JAYAPURA – Insiden pembakaran surat dan kotak suara di Kabupaten Paniai terus dicarikan solusi. Sebelumnya Ketua KPU Papua Tengah, Jennifer Darling Tabuni menegaskan bahwa formulir C1-KWK yang berada di dalam kotak suara tersebut adalah asli dan bukan palsu.

Hanya saja dikatakan ada ketidakpahaman masyarakat terkait perubahan dari hologram ke barcode yang akhirnya warga menganggap surat dan  kotak suara tersebut tidak sah dan  bagian dari akal – akalan hingga akhirnya dirampas dan dibakar.

Padahal menurut Jennifer semua dokumen tersebut sah. Pemilu 2019 dan 2014 memang menggunakan hologram namun pada Pemilu serentak tahun 2024 ini tidak lagi menggunakan hologram melainkan barcode.

Pasca kejadian tersebut Kapolres Paniai AKBP Abdus Syukur Felani, bersama Pj.
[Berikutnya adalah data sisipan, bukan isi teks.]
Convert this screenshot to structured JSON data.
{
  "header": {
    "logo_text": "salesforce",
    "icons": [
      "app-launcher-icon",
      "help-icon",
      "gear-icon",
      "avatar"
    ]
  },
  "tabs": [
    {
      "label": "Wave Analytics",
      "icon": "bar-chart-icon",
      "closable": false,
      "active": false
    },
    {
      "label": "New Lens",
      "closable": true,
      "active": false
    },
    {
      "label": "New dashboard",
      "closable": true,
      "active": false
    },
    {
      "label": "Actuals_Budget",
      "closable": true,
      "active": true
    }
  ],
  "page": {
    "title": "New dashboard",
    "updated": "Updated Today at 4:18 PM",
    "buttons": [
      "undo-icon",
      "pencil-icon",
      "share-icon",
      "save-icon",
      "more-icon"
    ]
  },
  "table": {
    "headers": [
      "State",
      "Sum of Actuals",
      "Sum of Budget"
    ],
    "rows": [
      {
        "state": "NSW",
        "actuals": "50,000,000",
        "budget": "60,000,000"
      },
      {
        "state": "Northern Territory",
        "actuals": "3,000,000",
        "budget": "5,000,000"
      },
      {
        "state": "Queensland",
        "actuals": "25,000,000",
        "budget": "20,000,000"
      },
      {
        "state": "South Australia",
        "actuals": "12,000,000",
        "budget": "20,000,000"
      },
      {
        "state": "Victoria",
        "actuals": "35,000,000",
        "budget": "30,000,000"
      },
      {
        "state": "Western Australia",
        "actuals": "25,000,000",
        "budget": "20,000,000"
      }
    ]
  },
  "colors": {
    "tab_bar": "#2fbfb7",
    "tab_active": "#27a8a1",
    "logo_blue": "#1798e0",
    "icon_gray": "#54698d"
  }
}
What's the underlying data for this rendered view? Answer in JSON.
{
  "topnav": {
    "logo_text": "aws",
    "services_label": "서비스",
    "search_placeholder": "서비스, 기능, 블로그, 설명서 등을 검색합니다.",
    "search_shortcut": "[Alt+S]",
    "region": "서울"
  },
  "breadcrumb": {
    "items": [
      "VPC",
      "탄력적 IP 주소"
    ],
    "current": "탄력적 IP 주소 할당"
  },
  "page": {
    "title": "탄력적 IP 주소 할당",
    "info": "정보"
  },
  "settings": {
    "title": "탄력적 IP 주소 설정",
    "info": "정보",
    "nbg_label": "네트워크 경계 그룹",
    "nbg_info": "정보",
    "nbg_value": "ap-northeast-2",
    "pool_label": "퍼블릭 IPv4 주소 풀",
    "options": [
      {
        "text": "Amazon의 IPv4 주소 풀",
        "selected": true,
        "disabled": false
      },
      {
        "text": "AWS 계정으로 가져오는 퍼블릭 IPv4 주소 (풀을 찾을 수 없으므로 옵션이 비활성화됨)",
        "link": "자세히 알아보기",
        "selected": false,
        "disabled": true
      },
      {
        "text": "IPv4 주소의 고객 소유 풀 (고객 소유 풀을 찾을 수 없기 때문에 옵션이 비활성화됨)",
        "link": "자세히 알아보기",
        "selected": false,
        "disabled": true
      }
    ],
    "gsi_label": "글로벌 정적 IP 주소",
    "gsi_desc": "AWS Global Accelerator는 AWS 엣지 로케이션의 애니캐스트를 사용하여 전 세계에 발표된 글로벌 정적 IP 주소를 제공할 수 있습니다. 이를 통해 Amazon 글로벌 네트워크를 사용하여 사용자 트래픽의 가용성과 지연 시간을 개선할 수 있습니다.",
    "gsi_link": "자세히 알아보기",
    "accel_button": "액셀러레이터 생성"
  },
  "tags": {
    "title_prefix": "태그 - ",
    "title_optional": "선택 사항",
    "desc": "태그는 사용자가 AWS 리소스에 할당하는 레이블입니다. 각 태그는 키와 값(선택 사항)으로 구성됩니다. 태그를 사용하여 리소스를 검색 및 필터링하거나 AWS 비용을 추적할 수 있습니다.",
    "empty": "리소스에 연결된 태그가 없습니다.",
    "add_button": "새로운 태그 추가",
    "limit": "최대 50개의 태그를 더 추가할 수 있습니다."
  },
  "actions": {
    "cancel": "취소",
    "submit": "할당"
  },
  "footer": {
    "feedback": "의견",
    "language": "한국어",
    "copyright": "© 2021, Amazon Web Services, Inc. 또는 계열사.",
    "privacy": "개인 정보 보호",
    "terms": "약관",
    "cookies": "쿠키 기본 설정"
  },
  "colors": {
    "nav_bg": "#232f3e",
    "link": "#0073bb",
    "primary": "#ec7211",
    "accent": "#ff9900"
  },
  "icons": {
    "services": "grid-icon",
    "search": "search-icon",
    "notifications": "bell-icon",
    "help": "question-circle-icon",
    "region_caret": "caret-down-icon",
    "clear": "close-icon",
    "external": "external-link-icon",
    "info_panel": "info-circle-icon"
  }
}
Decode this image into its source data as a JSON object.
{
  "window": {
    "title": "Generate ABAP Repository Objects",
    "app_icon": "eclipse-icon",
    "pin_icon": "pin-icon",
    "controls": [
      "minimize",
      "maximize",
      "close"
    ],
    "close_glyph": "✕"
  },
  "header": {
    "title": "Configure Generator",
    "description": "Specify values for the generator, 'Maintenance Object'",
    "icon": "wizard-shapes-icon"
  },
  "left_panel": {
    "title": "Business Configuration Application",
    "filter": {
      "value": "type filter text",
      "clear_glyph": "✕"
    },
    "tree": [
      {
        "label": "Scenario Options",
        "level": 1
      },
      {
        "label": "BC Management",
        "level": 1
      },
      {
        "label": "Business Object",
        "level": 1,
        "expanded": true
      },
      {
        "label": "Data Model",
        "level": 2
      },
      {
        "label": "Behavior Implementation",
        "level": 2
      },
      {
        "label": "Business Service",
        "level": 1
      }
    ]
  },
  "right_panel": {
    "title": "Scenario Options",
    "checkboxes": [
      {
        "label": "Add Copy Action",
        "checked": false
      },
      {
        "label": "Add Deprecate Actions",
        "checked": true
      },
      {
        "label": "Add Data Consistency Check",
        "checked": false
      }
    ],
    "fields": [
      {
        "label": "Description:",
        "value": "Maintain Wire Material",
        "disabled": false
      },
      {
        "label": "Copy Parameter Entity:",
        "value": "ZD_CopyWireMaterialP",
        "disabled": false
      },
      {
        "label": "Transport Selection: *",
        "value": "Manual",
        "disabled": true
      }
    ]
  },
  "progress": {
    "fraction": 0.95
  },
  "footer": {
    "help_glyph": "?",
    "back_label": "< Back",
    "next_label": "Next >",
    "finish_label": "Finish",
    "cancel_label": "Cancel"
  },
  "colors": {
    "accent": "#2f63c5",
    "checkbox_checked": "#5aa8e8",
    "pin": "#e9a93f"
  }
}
Bupati Kabupaten Paniai, Denci Mery Nawipa, Ketua KPU Kabupaten Paniai, Sisilia Nawipa, beserta Ketua Bawaslu Kabupaten Paniai, Stepanus Gobai, menggelar rapat koordinasi guna mencari solusi dan menyatukan kesepakatan agar situasi dapat teratasi. Itu dilakukan Selasa (13/2).

Dalam rapat tersebut, Kapolres Paniai menekankan pentingnya tindak lanjut terhadap kejadian tersebut agar Pemilu di Kabupaten Paniai dapat tetap terlaksana.

“Hingga saat ini, baru satu Distrik yang berhasil mendistribusikan logistik, sementara 5 Distrik lainnya masih menunggu proses pendistribusian. Kami mengajak pihak penyelenggara KPU dan Bawaslu untuk memberikan penjelasan yang lebih baik kepada PPD dan masyarakat terkait penggunaan Formulir C1 KWK Hologram,” pinta Syukur.

  Karena ketidakpahaman inilah menjadi penyebab utama terjadinya pembongkaran dan pembakaran logistic. Pihak KPU menyampaikan bahwa mereka telah membuat Berita Acara berdasarkan surat pernyataan dari tiga distrik yang berpindah tempat yaitu Distrik Baya Biru, Distrik Bogobaida dan Distrik Youtadi yang kini berada di Distrik Aradide.

“Keputusan ini disebut sebagai kesepakatan bersama tiga Distrik tersebut,” beber Kapolres. Sementara itu, terkait dengan logistik yang rusak, KPU meminta kemudahan untuk mencetak formulir baru. Mereka menunggu arahan dan petunjuk lebih lanjut dari pimpinan di tingkat Provinsi dan Pusat untuk kelanjutan Pemilu di empat Distrik yang terkait dengan kejadian ini.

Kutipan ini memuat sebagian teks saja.